All the participants in the class attended the Community Kitchen Seminar and Open House with different ideas about using the kitchen to begin or expand a food-based business.
Sharon was very encouraging, and while she certainly wore the hat of enforcer of the regulations, she is excited about helping us succeed with safe food practices.

Saturday, August 15, 2009

Canning Class in the Community Kitchen

The Patrick County and Henry County offices of the Virginia Cooperative Extension joined forces to lead a canning workshop in the Community Kitchen today. Melanie Barrow (Henry County), her Mom, Judy Williams (aka 'Yoda of Canning'), Amanda Wingfield (Patrick County) and her sister Hannah Sullivan gave thirteen willing students a full day of canning instruction, including pressure canning, cold pack, hot pack, and water bath techniques. The students had a wide range of previous experience, from none (me) to extensive. This was the third canning class for one of my table mates.

I was struck by how many of my fellow students talked about canning years ago with their mothers or grandmothers, and now wanted to continue the tradition. I've never actually 'canned' with anybody, but I have enjoyed the work of lots of friends and family. Armed with all the information from today's class, I'm ready to fire up the stove and move into the world of Ball jars and pressure cookers.

We all agreed that canning from start to finish is much more fun as a group endeavor, and that having experts available to answer the many questions that will arise builds confidence and ensures a positive outcome. The tip of the day was to precisely follow the instructions laid out in the Bible of the canning world: the 'Ball Blue Book Guide to Preserving'.

The next canning class will be later this month at the Armory in Martinsville. Call the Henry County Extension Office for more information. I don't think canning is hard, but for your end product to be safe and delicious, you need to know the rules. These ladies have all the answers!

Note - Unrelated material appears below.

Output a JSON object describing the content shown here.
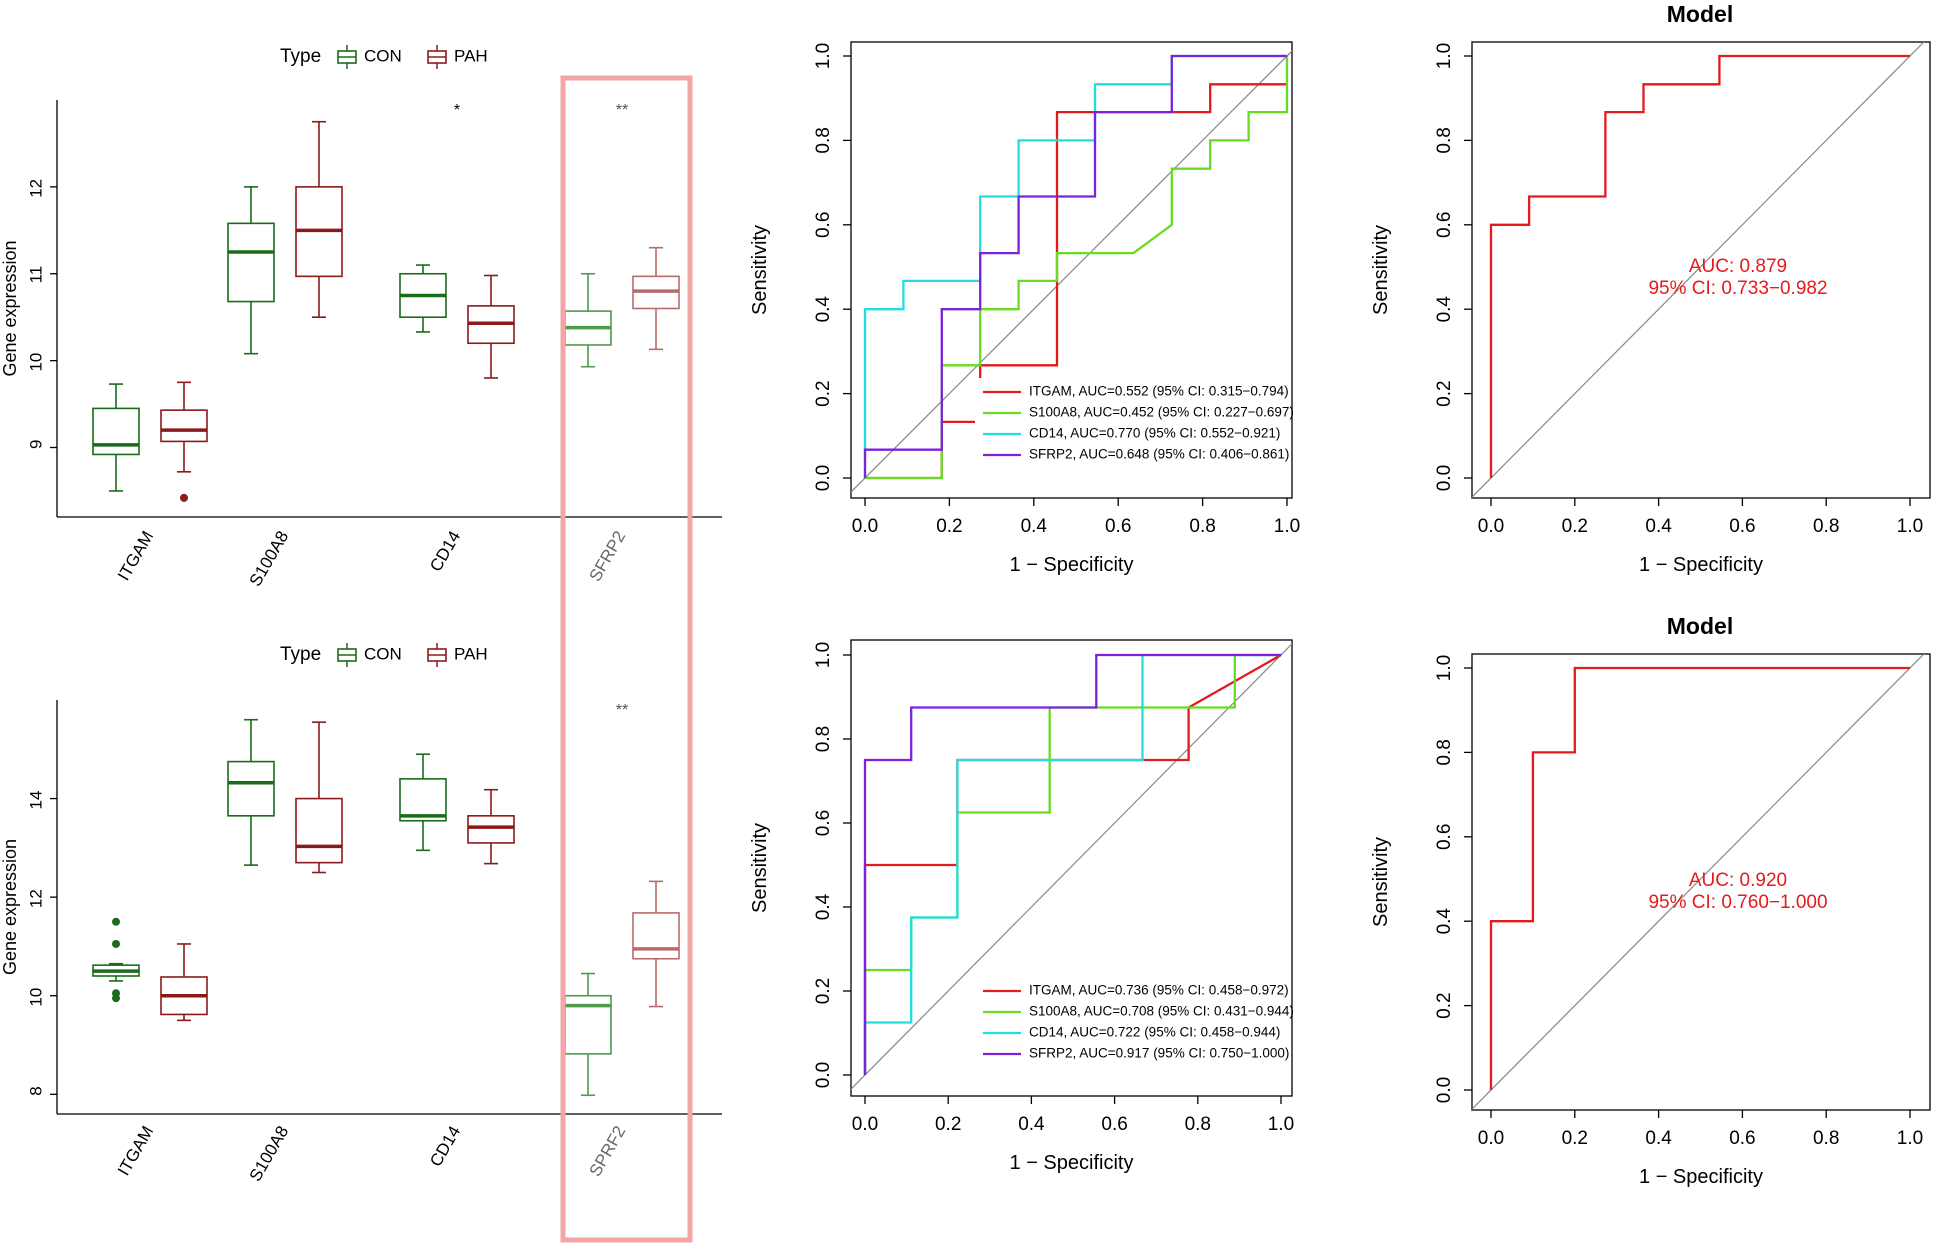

It was a fun day filled with great information, and to top it off, we all went home with jars filled with preserved locally grown green beans, tomatoes and peach jam!

Amanda Wingfield, Family Consumer Science Agent from Patrick County, and her sister Hannah, get things ready for the next step.

Melanie Barrow from the Henry County Extension Office leads us through the mysteries of pressure canning meat.





Classic 'hands-on' technique preparing Peach Jam.



Green Beans, from start to finish, with instruction from the 'Yoda of Canning', Judy Williams.





Waiting for the tomatoes to seal--we want to hear that happy 'ping'!